Ainsi, bien au-delà des revendications pour les retraites, on sent chez les étudiant·es comme dans le personnel, une réelle envie de préserver un modèle d’enseignement sain, accessible à tous et vierge des influences politiques ou mercantilistes, qui gangrènent déjà certains établissements privés, J. Morin, sur ce sujet, poursuit: « on fait notre métier parce que c’est un métier de service publique ; c’est bien aussi que les enfants de prolos [sic], comme moi, puissent continuer d’avoir accès aux meilleures études.»
Les revendications formulées par l’enseignant chercheur et discutées par les élèves rejoignent celles de la majorité des étudiant·es des autres université (et, plus généralement des jeunes) ; mais, à l’heure de la présentation du 6e rapport d’évaluation du GIEC (mars 2023), beaucoup s’engagent aussi bien pour l’environnement et le climat que pour les luttes sociales nationales – pour eux, ce sont des luttes complémentaires. Là est peut-être toute la spécificité de cette « mobilisation scientifique ».

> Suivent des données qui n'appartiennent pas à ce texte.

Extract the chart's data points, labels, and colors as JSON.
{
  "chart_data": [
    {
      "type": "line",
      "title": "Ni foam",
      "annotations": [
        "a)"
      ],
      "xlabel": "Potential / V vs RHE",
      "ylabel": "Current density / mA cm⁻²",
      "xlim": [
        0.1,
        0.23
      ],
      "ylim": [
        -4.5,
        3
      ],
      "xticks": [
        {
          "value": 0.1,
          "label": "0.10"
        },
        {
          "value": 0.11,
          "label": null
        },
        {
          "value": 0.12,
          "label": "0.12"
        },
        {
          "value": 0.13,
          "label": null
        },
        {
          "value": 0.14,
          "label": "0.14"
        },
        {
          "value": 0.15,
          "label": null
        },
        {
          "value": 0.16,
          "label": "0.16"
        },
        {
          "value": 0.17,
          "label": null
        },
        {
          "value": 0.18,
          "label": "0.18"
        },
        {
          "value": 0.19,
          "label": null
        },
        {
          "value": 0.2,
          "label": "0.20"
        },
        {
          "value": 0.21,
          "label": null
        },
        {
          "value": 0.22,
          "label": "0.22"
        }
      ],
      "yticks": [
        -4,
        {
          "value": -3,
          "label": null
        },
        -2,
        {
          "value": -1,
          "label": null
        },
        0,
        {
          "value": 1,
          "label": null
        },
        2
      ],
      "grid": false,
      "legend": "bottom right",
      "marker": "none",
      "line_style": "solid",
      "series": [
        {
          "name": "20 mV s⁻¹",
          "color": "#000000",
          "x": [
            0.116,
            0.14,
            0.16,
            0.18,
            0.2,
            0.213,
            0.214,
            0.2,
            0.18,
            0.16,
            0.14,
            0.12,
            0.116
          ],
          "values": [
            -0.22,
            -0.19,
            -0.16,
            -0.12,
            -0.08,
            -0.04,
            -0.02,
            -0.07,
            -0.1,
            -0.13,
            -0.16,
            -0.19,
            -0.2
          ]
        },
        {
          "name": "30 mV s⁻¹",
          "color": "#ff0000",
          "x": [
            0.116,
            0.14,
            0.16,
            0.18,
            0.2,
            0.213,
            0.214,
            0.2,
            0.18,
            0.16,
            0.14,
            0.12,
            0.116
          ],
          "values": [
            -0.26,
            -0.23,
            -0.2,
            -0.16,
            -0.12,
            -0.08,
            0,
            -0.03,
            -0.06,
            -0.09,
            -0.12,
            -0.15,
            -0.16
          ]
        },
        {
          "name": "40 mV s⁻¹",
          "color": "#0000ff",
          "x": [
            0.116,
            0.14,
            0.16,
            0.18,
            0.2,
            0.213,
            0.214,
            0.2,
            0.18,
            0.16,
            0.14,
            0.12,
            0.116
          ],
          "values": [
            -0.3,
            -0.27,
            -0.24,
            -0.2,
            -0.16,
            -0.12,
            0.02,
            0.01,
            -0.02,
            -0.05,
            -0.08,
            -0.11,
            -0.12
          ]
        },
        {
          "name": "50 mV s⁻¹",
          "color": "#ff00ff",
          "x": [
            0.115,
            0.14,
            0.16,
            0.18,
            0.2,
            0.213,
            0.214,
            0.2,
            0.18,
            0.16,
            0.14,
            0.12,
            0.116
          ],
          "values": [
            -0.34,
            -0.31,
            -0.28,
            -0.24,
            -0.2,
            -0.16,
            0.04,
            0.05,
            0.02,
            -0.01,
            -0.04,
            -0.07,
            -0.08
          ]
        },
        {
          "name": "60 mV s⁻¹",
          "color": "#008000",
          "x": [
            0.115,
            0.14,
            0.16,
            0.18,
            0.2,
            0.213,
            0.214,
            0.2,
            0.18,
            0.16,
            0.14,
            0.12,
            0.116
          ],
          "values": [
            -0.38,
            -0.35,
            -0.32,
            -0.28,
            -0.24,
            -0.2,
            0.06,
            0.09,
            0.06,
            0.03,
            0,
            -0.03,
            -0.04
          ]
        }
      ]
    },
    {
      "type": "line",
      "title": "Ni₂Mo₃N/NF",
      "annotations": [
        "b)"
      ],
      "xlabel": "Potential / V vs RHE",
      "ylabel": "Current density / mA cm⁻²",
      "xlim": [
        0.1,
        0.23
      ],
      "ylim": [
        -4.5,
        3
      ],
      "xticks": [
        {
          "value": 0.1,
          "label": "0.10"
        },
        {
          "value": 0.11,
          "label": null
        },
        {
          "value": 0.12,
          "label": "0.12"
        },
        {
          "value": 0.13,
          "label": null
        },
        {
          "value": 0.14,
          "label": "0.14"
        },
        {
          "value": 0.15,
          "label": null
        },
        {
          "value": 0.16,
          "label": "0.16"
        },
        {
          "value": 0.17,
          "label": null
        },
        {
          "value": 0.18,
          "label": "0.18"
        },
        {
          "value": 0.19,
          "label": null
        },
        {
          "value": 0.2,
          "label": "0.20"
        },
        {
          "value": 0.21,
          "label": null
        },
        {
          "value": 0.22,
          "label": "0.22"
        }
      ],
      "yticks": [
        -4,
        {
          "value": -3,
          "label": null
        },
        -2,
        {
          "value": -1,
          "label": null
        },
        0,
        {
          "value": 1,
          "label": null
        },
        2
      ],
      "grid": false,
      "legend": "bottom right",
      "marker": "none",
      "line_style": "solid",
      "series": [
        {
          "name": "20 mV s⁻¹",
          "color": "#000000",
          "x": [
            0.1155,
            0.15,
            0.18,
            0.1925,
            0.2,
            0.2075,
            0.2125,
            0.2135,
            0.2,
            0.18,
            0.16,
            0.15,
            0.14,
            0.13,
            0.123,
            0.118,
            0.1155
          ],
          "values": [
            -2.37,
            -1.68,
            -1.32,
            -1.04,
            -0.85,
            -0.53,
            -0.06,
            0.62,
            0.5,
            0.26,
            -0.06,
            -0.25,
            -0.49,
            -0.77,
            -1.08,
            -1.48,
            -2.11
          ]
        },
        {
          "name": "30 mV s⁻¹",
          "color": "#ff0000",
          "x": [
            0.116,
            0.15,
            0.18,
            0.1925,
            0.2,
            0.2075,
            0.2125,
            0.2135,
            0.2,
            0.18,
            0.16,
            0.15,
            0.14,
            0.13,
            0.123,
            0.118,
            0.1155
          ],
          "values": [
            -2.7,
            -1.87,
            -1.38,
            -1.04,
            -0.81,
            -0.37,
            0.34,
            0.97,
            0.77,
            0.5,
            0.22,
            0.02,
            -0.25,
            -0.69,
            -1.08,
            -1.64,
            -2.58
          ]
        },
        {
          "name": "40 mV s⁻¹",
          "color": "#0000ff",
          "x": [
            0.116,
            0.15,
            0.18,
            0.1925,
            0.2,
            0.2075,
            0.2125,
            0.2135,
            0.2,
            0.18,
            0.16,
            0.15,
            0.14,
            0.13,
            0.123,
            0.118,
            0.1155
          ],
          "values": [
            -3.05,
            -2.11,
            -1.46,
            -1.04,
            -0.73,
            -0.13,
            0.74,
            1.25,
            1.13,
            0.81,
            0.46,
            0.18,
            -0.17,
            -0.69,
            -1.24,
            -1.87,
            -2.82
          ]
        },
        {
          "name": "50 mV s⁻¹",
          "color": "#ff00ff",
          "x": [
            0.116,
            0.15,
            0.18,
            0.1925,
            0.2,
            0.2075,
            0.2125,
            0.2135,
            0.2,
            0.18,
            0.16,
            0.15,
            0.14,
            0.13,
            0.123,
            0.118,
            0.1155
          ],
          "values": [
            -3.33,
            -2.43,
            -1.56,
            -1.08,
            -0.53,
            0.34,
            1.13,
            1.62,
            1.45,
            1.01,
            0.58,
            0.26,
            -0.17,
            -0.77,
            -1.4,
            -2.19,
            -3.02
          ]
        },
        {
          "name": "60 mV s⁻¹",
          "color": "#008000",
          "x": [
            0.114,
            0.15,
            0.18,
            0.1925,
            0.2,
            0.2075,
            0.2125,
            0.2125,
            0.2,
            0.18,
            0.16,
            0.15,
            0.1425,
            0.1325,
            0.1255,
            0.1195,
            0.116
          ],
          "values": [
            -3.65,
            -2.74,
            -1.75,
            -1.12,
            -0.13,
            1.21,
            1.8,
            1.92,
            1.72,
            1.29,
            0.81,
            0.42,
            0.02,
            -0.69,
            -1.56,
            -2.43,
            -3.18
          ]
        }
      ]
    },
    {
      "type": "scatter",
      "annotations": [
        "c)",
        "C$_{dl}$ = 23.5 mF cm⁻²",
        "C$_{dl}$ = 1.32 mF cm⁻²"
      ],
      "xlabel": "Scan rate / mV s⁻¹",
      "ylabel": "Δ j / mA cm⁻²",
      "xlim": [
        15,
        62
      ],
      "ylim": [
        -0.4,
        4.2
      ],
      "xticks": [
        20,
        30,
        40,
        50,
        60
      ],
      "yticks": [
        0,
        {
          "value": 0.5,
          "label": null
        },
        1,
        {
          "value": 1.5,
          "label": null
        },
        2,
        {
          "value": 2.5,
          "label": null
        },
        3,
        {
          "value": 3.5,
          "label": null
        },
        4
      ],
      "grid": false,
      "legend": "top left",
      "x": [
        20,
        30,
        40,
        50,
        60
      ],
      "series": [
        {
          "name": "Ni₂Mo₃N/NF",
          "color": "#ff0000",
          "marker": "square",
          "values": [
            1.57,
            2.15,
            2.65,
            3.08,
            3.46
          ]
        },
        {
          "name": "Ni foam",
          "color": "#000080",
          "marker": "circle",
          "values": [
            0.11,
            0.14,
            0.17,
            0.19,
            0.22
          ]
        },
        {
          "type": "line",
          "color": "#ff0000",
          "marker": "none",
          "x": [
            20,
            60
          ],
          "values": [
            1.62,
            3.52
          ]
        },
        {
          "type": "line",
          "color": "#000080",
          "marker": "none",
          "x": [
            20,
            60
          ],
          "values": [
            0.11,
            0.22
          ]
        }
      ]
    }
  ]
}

Mais alors pourquoi encore un tel silence (notamment médiatique) sur cette mobilisation des chercheur·euses ? Pourquoi la communauté scientifique n’est-elle pas aussi audible dans les mobilisations sociales et environnementales que l’on s’y attendrait ? Pour V., lui aussi enseignant-chercheur, la réponse se trouve dans le manque de politisation, de « militantisation » des milieux scientifiques :
Je pense que dans le champ scientifique il y a un grand phénomène de naïveté politique, qui est assez confondante ... qui est de l’ordre du « si je fais bien mon travail, les politiques vont s’en emparer et vont régler les problèmes » – ce problème, selon moi, ça vient directement de la formation des chercheurs [... ] s’ils continuent de se former et de faire leur boulot comme ça, ils gagneront de l’argent, mais dans 10 ou 15 ans ils ne pourront plus se regarder dans une glace.
Pour lui, lesdits scientifiques sont habitués à trouver des solutions nettes et claires à des équations tout aussi claires, tout aussi nettes. La formation des jeunes est aujourd’hui pour beaucoup un bourrage de crâne méthodologique, arc-boutée sur des processus rigides et particulièrement inadaptés à la création de réflexions plus nuancées et plus poussées, qui seraient pourtant vitales aux sciences, mais surtout à la politique au sens large.
Il se dessine, au fil des dialogues et des prises de parole, le sentiment que les seuls réels acteurs de changements sont les associations et les collectifs. A l’opposé des enseignements qui sont, eux, très largement en retard sur les questions environnementales : « Le seul truc qui fait vivre le militantisme et l’envie de changement, chez les jeunes comme ailleurs, c’est les associations ! C’est pas les institutions ! Et à côté d’une université, d’une grande entreprise etc … on sait que les associations ont beaucoup moins de force. » rappelle G, étudiant en écologie. Pour lui, l’initiative vient surtout de bénévoles, de citoyen.nes qui s’engagent – mais ce phénomène d’engagement des citoyen.nes est sans commune mesure avec les enjeux.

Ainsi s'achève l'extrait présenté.